Billionaire Michael Bloomberg and President Obama heat up the convention in Philadelphia – with harsh attacks against The Donald and great praise for Hillary Clinton.
The billionaire takes on his billionaire colleague. And how. “I’m a New Yorker, and New Yorkers know a con when we see one,” he said to cheers from the audience. Michael Bloomberg, ex-mayor of the largest city in the United States, shouts to the delegates of the Democratic Convention, “Trump says he wants to run the nation like he’s run his business. God help us! Truth be told, the richest thing about Donald Trump is his hypocrisy.”
That pulls hundreds of listeners out of their folding seats in the Wells Fargo Center in Philadelphia. That’s what they want to hear from the stage in the front: harsh attacks against The Donald, whom they all consider a fraud and charlatan. And the speakers deliver as ordered. Leading the way is billionaire Bloomberg, afterward President Barack Obama. Bloomberg says first that Trump is a “dangerous demagogue,” and then Obama says there is a means against the populist: Hillary Clinton.
A week ago, Trump’s Republicans demonized the presidential candidate of the Democrats and made her responsible for all of the country’s problems. Now the Democrats are paying back in kind. Vice President Joe Biden said Trump has no plan, “Actually he has no clue period.” Trump, the New York speculator, neither has a clue about the needs of the middle class nor does he have an idea how to come to grips with terrorism. “That’s a bunch of malarkey,” Biden said. There is nothing but jubilation in the hall.

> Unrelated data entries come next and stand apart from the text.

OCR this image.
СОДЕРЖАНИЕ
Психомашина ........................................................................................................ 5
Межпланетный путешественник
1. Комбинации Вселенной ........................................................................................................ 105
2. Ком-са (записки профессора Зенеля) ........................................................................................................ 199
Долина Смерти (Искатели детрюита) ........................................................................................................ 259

But Trump wouldn’t be Trump if he let himself be impressed by such attacks. To the contrary, he provokes further. Only hours before Obama’s appearance in Philadelphia, he holds a press conference in Florida and calls upon the Russian secret service to hack Clinton’s email. Later he claims not to have meant it that way, once again. The election campaign in the U.S. is becoming crazier and crazier.
During his speech before the Democratic delegates, Obama does not react to Trump’s provocations. He prefers to go against the populist. Donald Trump does not offer any solutions for the problems of the country. “He’s just offering slogans, and he’s offering fear,” Obama says. The jubilation in the hall is now even louder.

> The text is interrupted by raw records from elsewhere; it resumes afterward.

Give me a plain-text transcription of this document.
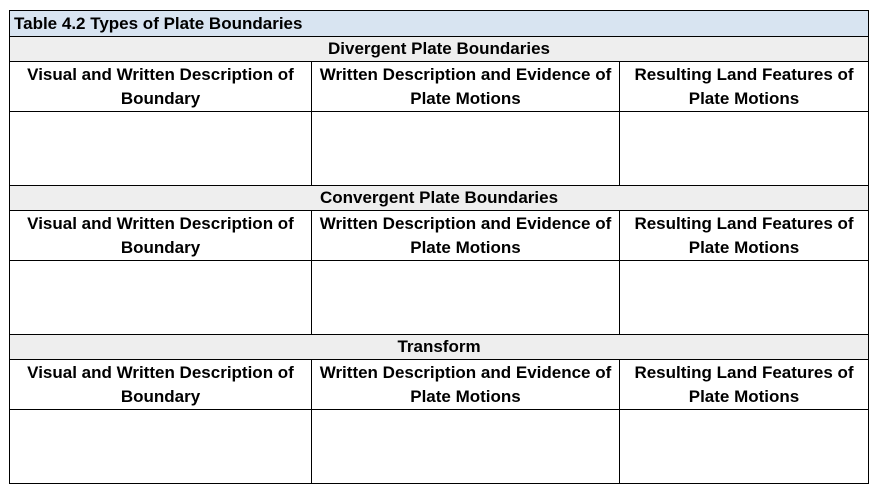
Table 4.2 Types of Plate Boundaries		
Divergent Plate Boundaries		
Visual and Written Description of Boundary	Written Description and Evidence of Plate Motions	Resulting Land Features of Plate Motions

Convergent Plate Boundaries		
Visual and Written Description of Boundary	Written Description and Evidence of Plate Motions	Resulting Land Features of Plate Motions

Transform		
Visual and Written Description of Boundary	Written Description and Evidence of Plate Motions	Resulting Land Features of Plate Motions
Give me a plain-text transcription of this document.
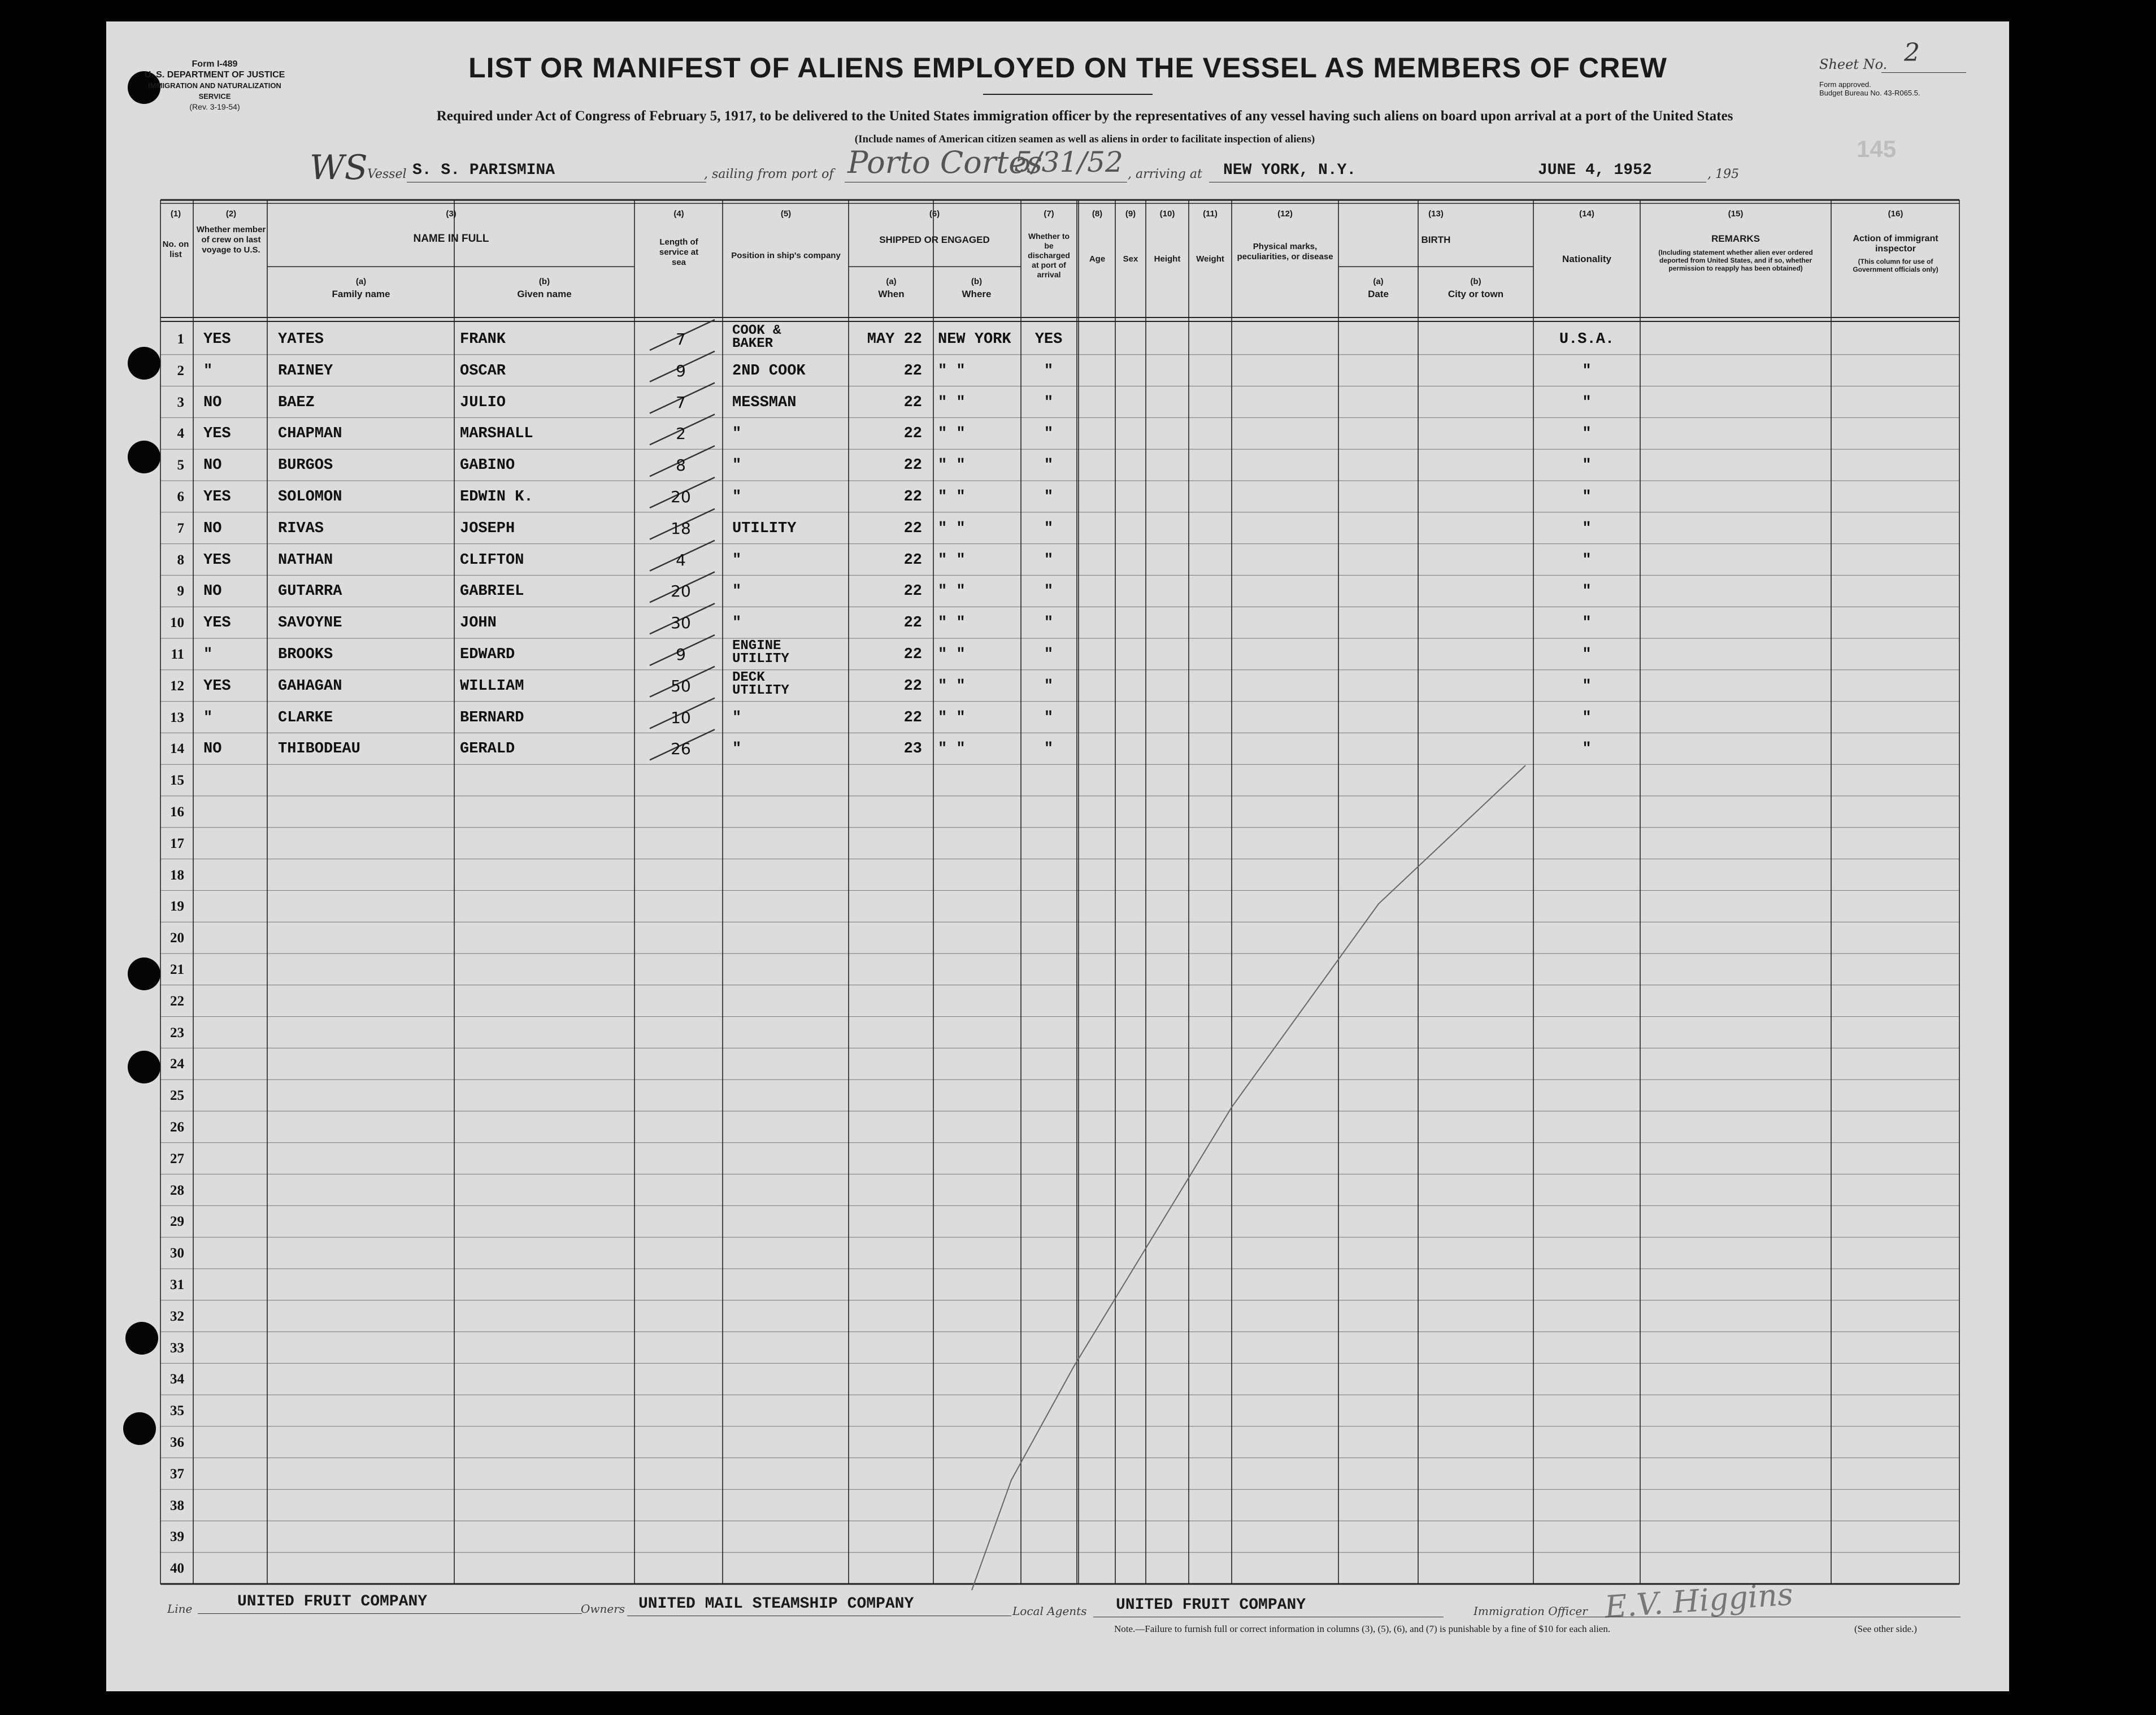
Form I-489
U. S. DEPARTMENT OF JUSTICE
IMMIGRATION AND NATURALIZATION SERVICE
(Rev. 3-19-54)
LIST OR MANIFEST OF ALIENS EMPLOYED ON THE VESSEL AS MEMBERS OF CREW	Sheet No. 2
Form approved.
Budget Bureau No. 43-R065.5.
145
Required under Act of Congress of February 5, 1917, to be delivered to the United States immigration officer by the representatives of any vessel having such aliens on board upon arrival at a port of the United States
(Include names of American citizen seamen as well as aliens in order to facilitate inspection of aliens)
WS Vessel S. S. PARISMINA	, sailing from port of Porto Cortes
5/31/52 , arriving at NEW YORK, N.Y.	JUNE 4, 1952	, 195
(1)
No. on list
(2)
Whether member of crew on last voyage to U.S.
(3)
NAME IN FULL
(a)
Family name
(b)
Given name
(4)
Length of service at sea
(5)
Position in ship's company
(6)
SHIPPED OR ENGAGED
(a)
When
(b)
Where
(7)
Whether to be discharged at port of arrival
(8)
Age
(9)
Sex
(10)
Height
(11)
Weight
(12)
Physical marks, peculiarities, or disease
(13)
BIRTH
(a)
Date
(b)
City or town
(14)
Nationality
(15)
REMARKS
(Including statement whether alien ever ordered deported from United States, and if so, whether permission to reapply has been obtained)
(16)
Action of immigrant inspector
(This column for use of Government officials only)
1 YES	YATES	FRANK	7	COOK &
BAKER	MAY 22 NEW YORK	YES	U.S.A.
2 "	RAINEY	OSCAR	9	2ND COOK	22 " "	"	"
3 NO	BAEZ	JULIO	7	MESSMAN	22 " "	"	"
4 YES	CHAPMAN	MARSHALL	2	"	22 " "	"	"
5 NO	BURGOS	GABINO	8	"	22 " "	"	"
6 YES	SOLOMON	EDWIN K.	20	"	22 " "	"	"
7 NO	RIVAS	JOSEPH	18	UTILITY	22 " "	"	"
8 YES	NATHAN	CLIFTON	4	"	22 " "	"	"
9 NO	GUTARRA	GABRIEL	20	"	22 " "	"	"
10 YES	SAVOYNE	JOHN	30	"	22 " "	"	"
11 "	BROOKS	EDWARD	9	ENGINE
UTILITY	22 " "	"	"
12 YES	GAHAGAN	WILLIAM	50	DECK
UTILITY	22 " "	"	"
13 "	CLARKE	BERNARD	10	"	22 " "	"	"
14 NO	THIBODEAU	GERALD	26	"	23 " "	"	"
15
16
17
18
19
20
21
22
23
24
25
26
27
28
29
30
31
32
33
34
35
36
37
38
39
40
Line	UNITED FRUIT COMPANY	Owners UNITED MAIL STEAMSHIP COMPANY	Local Agents UNITED FRUIT COMPANY	Immigration Officer E.V. Higgins
Note.—Failure to furnish full or correct information in columns (3), (5), (6), and (7) is punishable by a fine of $10 for each alien.	(See other side.)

It is Obama’s last speech in the setting of his Democrats’ convention. The first black president emphatically makes the case for electing Hillary in November, so that the first woman in history can take over the office. And incidentally, no person in the history of the United States was ever better suited than Clinton, Obama exclaims, looking up to a box in the arena and saying with a mischievous undertone, in fact, better than he himself and better than Bill. In the box sits Bill Clinton, ex-president and the candidate’s husband. He bursts out laughing and applauds enthusiastically.
Obama powerfully goes to town to help his competitor from the 2008 presidential primary battle, because Hillary Clinton, who is to officially accept the nomination of Democratic presidential candidate Thursday, has an image problem. Alongside Trump, she is counted among the most unpopular presidential candidates who ever stood for election. In Obama’s eyes that is a distorted picture. It is, however, a way many Democrats see the picture.
He has achieved a lot, Obama says, and notes that he hunted down bin Laden, got health insurance for millions of Americans, set the economy in motion again and established the legalization of same-sex marriage; but he notes that there is still much to be done. And for that, Hillary Clinton is the right person. “I am even more optimistic about the future of America,” Obama says.
The president’s hymn of praise for the candidate lasts 50 minutes. At the end, Hillary Clinton comes on stage, hugs Obama, and for a moment, the delegates can indulge in the comforting feeling that nothing will go wrong in the election in November. The shouting of “Hillary, Hillary” alternates with shouts of “Yes, We Can,” the battle cry of Obama’s election campaign eight years ago.